In a comment on my post, “Tocqueville’s Trailers,” MingoV writes:

Small manufactured houses make more sense than mobile homes. Here’s why:
1. Almost no owner moves a mobile home, so the costs of frame/chassis, axles, wheels, hitch, lights, etc. are wasted.
2. Mobile homes have mediocre insulation, so those living in hot or cold climes pay a lot to keep temperatures livable.
3. Mobile homes are noisy. Rain and wind, traffic, sirens, loud neighbors, etc. are continual noise problems.
4. Mobile homes have low resale values compared to comparable manufactured houses.

Commenter awp has the correct response:

The frame/chassis, axles, wheels, hitch, lights, etc. are what let you avoid the building permitting process and are thus very valuable.

What this shows is the high cost of regulation. To avoid being subject to the permitting process, people buy trailers. I would bet that the vast majority of them would prefer to buy manufactured homes, for all the reasons MingoV lists. If I’m right, then, for those people, these costs that MingoV cites, minus the added cost, if any, of a comparable manufactured home, are a minimum estimate of the cost of regulation. Which means that the cost of regulation is very high.

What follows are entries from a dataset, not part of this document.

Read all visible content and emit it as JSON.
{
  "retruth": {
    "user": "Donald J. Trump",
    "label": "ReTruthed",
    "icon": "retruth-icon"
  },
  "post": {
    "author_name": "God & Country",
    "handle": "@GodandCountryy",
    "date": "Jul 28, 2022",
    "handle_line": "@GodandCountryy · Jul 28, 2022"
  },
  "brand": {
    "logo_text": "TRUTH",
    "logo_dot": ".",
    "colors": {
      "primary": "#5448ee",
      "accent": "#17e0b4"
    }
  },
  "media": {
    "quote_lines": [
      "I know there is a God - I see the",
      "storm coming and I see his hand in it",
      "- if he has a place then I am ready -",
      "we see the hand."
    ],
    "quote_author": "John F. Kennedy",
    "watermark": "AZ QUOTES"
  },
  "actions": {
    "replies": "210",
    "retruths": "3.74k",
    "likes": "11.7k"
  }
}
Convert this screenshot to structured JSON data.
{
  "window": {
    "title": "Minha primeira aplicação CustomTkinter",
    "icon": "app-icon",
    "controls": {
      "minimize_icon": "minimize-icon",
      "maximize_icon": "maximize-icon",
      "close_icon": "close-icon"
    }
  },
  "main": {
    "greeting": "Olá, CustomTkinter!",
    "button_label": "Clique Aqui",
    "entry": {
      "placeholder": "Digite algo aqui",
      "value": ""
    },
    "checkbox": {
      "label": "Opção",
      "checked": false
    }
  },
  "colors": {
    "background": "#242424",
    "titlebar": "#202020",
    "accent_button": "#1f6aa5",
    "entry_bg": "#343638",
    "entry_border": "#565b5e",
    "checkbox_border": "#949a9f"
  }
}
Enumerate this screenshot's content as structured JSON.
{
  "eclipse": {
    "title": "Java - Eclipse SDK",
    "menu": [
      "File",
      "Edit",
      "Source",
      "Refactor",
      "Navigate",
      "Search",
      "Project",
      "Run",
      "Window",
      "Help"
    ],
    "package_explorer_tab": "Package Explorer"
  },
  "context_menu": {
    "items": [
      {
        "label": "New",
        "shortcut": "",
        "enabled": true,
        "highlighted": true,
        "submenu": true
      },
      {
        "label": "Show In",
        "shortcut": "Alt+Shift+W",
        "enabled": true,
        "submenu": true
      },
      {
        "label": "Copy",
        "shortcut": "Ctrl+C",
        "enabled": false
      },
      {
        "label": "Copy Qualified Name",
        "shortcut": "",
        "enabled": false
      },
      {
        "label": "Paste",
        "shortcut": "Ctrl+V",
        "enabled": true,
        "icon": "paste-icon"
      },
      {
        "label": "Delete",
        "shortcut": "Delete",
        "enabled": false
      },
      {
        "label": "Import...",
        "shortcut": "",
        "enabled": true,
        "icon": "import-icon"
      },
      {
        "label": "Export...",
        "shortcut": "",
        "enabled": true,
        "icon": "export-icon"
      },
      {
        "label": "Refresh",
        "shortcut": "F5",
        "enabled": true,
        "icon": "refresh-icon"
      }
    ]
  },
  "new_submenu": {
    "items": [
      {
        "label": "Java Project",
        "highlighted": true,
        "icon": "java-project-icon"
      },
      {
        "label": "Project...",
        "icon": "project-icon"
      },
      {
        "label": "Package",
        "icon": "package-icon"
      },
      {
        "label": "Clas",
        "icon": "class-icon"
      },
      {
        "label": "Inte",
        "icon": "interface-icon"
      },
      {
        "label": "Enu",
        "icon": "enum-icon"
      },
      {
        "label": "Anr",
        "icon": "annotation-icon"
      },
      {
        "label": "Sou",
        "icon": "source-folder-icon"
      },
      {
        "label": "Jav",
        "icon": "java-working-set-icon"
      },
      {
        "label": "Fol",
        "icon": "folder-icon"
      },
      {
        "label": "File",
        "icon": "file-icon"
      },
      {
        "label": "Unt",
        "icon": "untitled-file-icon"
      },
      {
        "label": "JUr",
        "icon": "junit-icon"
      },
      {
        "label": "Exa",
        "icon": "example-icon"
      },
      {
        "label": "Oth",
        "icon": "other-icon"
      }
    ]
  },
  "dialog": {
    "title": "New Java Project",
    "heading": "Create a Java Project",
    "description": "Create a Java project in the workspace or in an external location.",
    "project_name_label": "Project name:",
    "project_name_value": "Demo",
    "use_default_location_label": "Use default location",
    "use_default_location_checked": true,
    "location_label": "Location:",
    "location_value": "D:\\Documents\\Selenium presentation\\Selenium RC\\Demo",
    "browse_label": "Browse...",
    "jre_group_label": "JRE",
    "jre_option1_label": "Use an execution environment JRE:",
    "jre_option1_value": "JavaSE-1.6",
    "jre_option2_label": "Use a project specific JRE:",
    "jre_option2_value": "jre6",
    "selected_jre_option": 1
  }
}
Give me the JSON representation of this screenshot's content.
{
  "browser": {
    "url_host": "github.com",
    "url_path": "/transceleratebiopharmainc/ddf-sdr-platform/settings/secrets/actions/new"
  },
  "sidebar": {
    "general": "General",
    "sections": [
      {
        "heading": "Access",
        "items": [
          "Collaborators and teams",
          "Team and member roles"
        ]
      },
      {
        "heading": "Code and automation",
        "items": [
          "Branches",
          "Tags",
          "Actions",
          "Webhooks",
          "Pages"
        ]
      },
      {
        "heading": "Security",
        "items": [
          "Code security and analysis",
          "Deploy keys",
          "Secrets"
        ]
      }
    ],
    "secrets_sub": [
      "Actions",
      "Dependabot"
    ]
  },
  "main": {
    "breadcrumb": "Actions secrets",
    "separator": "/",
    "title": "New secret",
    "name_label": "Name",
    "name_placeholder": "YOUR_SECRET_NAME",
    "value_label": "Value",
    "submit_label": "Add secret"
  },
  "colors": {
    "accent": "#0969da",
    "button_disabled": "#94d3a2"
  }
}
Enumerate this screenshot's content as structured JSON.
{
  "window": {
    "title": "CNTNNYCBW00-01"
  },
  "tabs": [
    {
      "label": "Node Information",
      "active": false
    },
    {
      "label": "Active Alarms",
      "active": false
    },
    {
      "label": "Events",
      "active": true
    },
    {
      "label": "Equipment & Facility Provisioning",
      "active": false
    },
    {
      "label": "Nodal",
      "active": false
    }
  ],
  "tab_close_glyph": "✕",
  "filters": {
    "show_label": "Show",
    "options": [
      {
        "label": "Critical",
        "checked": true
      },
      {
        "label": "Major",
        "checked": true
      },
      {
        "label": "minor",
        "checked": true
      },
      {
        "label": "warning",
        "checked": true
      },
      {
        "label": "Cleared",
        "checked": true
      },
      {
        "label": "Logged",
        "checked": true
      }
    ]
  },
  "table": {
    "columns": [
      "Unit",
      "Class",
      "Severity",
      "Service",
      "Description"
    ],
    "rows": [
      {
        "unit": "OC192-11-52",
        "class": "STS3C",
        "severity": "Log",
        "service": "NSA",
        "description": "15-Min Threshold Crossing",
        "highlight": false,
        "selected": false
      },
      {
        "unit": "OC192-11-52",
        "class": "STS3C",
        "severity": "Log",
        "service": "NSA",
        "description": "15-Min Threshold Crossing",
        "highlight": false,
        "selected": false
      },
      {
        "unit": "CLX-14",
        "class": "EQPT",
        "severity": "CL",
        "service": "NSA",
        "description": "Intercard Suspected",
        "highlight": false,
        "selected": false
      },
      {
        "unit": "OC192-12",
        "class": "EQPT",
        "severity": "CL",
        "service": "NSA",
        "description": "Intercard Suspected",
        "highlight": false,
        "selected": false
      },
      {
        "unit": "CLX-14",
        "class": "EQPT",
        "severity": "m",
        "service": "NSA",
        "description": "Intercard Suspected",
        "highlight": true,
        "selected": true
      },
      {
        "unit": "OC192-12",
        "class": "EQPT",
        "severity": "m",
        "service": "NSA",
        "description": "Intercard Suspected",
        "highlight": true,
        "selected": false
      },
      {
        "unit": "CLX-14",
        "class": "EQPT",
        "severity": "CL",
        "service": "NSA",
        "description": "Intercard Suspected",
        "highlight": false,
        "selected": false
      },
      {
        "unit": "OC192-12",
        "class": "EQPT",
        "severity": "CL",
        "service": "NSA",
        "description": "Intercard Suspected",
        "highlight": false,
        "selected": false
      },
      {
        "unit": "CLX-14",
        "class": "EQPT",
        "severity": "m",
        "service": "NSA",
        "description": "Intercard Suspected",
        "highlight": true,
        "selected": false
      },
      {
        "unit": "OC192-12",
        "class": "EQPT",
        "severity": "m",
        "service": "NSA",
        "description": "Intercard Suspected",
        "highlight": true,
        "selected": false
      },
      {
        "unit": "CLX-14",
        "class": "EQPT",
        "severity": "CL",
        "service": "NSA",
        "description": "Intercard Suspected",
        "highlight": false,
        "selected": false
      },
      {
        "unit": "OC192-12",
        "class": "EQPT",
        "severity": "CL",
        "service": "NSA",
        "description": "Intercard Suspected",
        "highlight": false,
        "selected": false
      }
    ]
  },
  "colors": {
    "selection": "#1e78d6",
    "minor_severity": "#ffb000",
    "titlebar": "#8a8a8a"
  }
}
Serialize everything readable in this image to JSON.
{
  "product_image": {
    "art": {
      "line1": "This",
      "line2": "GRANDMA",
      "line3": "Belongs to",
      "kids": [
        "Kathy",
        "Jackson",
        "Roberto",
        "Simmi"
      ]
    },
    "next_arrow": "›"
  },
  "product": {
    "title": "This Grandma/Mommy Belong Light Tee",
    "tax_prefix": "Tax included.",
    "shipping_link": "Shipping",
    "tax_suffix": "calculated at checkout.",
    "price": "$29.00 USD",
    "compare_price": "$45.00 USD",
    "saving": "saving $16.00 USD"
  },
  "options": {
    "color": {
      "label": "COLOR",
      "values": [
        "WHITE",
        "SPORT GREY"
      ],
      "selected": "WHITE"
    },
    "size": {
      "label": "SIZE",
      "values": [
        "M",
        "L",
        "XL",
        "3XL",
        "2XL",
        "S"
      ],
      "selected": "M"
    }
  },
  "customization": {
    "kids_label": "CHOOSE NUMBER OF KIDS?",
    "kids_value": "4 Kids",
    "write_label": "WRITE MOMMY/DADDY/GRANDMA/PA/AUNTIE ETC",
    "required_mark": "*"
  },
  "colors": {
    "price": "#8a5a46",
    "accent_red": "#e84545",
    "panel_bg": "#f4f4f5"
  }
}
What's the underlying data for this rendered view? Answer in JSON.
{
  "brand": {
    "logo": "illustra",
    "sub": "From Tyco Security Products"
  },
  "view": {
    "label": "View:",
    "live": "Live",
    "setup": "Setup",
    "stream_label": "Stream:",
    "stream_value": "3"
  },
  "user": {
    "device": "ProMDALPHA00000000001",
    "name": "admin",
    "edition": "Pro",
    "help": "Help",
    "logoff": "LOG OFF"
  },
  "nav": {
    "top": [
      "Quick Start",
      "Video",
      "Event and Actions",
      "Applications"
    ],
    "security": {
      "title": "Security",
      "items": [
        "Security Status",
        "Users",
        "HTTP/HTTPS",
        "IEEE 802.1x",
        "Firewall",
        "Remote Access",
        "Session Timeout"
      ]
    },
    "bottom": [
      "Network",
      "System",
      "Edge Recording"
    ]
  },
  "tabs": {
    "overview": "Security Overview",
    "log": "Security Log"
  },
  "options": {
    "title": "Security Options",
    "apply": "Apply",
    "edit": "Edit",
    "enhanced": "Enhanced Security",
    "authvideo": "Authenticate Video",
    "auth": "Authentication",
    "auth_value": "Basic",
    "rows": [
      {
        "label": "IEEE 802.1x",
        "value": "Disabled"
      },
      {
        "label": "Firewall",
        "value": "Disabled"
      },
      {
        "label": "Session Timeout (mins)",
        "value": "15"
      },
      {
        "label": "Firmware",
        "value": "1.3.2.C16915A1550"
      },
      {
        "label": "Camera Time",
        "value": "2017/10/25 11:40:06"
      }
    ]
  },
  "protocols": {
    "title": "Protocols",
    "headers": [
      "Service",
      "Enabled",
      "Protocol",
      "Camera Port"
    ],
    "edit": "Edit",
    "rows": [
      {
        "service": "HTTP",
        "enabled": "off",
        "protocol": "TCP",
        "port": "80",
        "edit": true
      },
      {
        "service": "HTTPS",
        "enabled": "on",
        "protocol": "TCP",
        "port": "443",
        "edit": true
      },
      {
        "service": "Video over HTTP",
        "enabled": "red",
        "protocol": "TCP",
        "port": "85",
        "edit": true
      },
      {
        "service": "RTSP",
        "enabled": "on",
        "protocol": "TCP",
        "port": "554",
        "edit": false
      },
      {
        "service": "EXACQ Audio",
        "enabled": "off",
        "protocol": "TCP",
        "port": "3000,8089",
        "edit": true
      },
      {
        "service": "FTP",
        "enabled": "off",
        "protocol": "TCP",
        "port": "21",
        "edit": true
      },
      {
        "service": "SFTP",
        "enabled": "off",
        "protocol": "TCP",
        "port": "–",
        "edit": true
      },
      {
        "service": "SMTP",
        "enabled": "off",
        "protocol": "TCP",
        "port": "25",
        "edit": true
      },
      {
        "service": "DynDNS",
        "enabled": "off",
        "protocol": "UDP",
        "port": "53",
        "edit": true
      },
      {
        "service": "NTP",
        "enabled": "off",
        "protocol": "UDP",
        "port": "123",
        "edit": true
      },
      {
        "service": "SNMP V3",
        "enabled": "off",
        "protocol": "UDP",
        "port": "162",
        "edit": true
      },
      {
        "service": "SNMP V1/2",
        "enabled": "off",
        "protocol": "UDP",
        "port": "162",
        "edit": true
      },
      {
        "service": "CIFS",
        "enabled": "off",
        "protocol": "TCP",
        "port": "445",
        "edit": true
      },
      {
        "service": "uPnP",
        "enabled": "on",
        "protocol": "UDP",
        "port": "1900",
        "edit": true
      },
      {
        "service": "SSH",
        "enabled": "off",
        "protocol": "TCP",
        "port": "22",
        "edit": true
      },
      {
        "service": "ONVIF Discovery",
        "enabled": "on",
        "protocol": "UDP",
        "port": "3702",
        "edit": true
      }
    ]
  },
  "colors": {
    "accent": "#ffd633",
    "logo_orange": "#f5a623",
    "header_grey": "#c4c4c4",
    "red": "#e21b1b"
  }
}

Incidentally, the article does allude to that issue. The author. Lisa Margonelli, writes:

Like a number of trailer parks, Pismo Dunes started as a camper park in the 1970s. Some of those campers stayed in place, and concrete blocks surrounded their wheels as they became layered with porches, awnings, sunrooms, and carports. Some have been replaced with new factory-built homes that resemble townhouses–but still have wheels hidden underneath, because Pismo Dunes is still technically an RV park.